Shahid also seems to have a knack for creating topics of discussion Ocasio-Cortez likes to repeat, such as blaming the Philadelphia refinery explosion of June 21 on the “fossil fuels economy.” Later that day, seemingly with no other inspiration besides Shahid and the Sunrise Movement’s announcement five minutes after his, the congresswoman from the Bronx tweeted out a take that connected the explosion to the “existential crisis” of climate change. This is far from the only time Shahid’s tweets seemed to be coordinated with, precede, or hype the goings on of either Ocasio-Cortez or other members of “The Squad.”
According to Politico Magazine, Shahid is the one credited with focusing Justice Democrats’ efforts on her congressional race against incumbent Democrat Rep. Joe Crowley. Shahid also offered one of the earliest responses in support of Minnesota Rep. Ilhan Omar’s “all about the Benjamins” comment about the American Israel Public Affairs Committee that set off a media firestorm. His Twitter feed is replete with retweets of Sunrise’s posts.
Regardless of the merits of his political positions, Shahid is rapidly proving himself to be a masterful political spin doctor, and his work has yielded results. Thanks to his fusion voting strategy, Sunrise-endorsed candidates (all Democrats) have won five seats in the Pennsylvania legislature and three more in the New York state Senate. It also has five endorsed candidates that won U.S. House seats, including all members of “The Squad.”
Does Sunrise Own The Democratic Party?
Sunrise’s influence on the Democratic presidential nomination is becoming more apparent by the week. During the July debate in Detroit, Sunrise activists staged a raucous protest outside the Fox Theatre venue that included appearances by union leaders, Prakash, and Rep. Rashida Tlaib, D-Mich. Organizers claimed a crowd of 1,200 demonstrators.
After the first debate in June, the Sunrise activists succeeded in lobbying for two climate forums on CNN and MSNBC in September. Sunrise was quick to note on July 25 that it is not satisfied that these are “forums” as opposed to “debates.” Chris Hayes, an editor-at-large with The Nation — a publication that has given copious editorial space to Sunrise, including publishing three separate appeals for reader support for Sunrise just this year — will host the MSNBC forum.
Somehow Inslee, who has staked his campaign on climate change and whose plan Sunrise has endorsed, has not RSVPed for the event. Neither has Tom Steyer, a person deeply tied to McKibben. Steyer’s nonprofit NextGen America is also tied to Sunrise, and according to the New York Times, the two groups “strategize” together.
Inslee may not be going because he is already a full convert.

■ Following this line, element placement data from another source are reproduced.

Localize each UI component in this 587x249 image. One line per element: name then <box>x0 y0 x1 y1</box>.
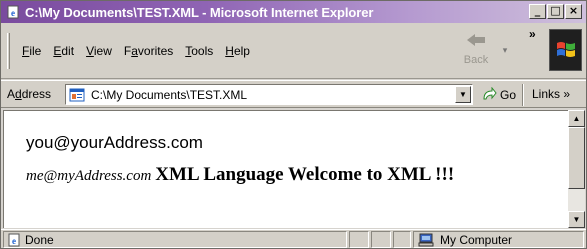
window-title: C:\My Documents\TEST.XML - Microsoft Int… <box>25 4 374 20</box>
status-panel-1 <box>349 231 369 248</box>
ie-page-icon: e <box>5 4 21 20</box>
toolbar-chevron[interactable]: » <box>529 27 536 41</box>
maximize-button[interactable]: □ <box>547 4 564 19</box>
status-text: Done <box>25 232 54 247</box>
page-content: you@yourAddress.com me@myAddress.com XML… <box>3 110 568 228</box>
go-button[interactable]: Go <box>481 85 516 105</box>
windows-logo-icon <box>549 29 582 71</box>
address-label: Address <box>7 87 52 101</box>
menu-grip[interactable] <box>7 33 10 69</box>
menu-edit[interactable]: Edit <box>47 44 80 58</box>
links-button[interactable]: Links » <box>532 87 570 101</box>
back-label: Back <box>463 54 489 66</box>
address-dropdown-icon[interactable]: ▼ <box>455 86 471 103</box>
menu-favorites[interactable]: Favorites <box>118 44 179 58</box>
ie-page-icon: e <box>7 233 21 247</box>
status-main-panel: e Done <box>3 231 347 248</box>
back-arrow-icon <box>466 33 486 52</box>
navigation-toolbar: Back ▾ <box>455 27 513 75</box>
xml-page-icon <box>69 87 85 103</box>
your-address-text: you@yourAddress.com <box>26 133 203 152</box>
scroll-up-icon[interactable]: ▲ <box>568 110 585 127</box>
menu-file[interactable]: File <box>16 44 47 58</box>
address-bar: Address C:\My Documents\TEST.XML ▼ Go Li… <box>1 80 586 108</box>
my-computer-icon <box>418 233 434 247</box>
menu-tools[interactable]: Tools <box>179 44 219 58</box>
window-controls: _ □ × <box>529 4 582 19</box>
address-value: C:\My Documents\TEST.XML <box>91 87 248 102</box>
menu-toolbar-row: File Edit View Favorites Tools Help Back… <box>1 23 586 79</box>
svg-text:e: e <box>11 8 15 18</box>
back-dropdown-icon[interactable]: ▾ <box>497 27 513 73</box>
scroll-thumb[interactable] <box>568 127 585 189</box>
minimize-button[interactable]: _ <box>529 4 546 19</box>
status-panel-3 <box>393 231 411 248</box>
status-bar: e Done My Computer <box>1 229 586 248</box>
status-zone-panel: My Computer <box>413 231 584 248</box>
close-button[interactable]: × <box>565 4 582 19</box>
browser-window: e C:\My Documents\TEST.XML - Microsoft I… <box>0 0 587 249</box>
welcome-text: XML Language Welcome to XML !!! <box>155 164 455 185</box>
title-bar[interactable]: e C:\My Documents\TEST.XML - Microsoft I… <box>1 1 586 23</box>
go-label: Go <box>500 88 517 102</box>
zone-text: My Computer <box>440 232 513 247</box>
address-input[interactable]: C:\My Documents\TEST.XML ▼ <box>65 84 473 105</box>
menu-help[interactable]: Help <box>219 44 256 58</box>
my-address-text: me@myAddress.com <box>26 168 152 184</box>
message-line: me@myAddress.com XML Language Welcome to… <box>26 161 526 190</box>
status-panel-2 <box>371 231 391 248</box>
go-arrow-icon <box>481 86 497 104</box>
scroll-down-icon[interactable]: ▼ <box>568 211 585 228</box>
menu-view[interactable]: View <box>80 44 118 58</box>
vertical-scrollbar[interactable]: ▲ ▼ <box>568 110 585 228</box>
menu-bar: File Edit View Favorites Tools Help <box>7 23 256 79</box>
address-divider <box>522 84 524 106</box>
back-button[interactable]: Back <box>455 27 497 73</box>
svg-text:e: e <box>12 236 16 246</box>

In an outburst during the Democratic debate on July 31, he berated former vice president Joe Biden, yelling, “We cannot work this out! The time is up. Our house is on fire. We have to stop using coal in 10 years!”
The Momentum Community has been attempting to claw into positions of higher influence. In June, the IfNotNow group sent six paid fellows to follow candidates around New Hampshire to pressure them to commit to “ending the occupation” of Palestine. They succeeded in getting an affirmative answer from Sen. Elizabeth Warren, D-Mass., whose staff includes Max Berger, an IfNotNow co-founder and paid associate of Justice Democrats.
No counterweight is acting against it in the Democratic Party, as many of its members are alumni of the Sanders campaign. The illusion is that groups such as these are providing the energy and enthusiasm of youth, while Shahid and other heavyweights such as McKibben are providing the support. The reality is that these calculating, power-hungry backroom dealers now have an army of followers willing to make a scene and get arrested on behalf of their doomsday prophecy.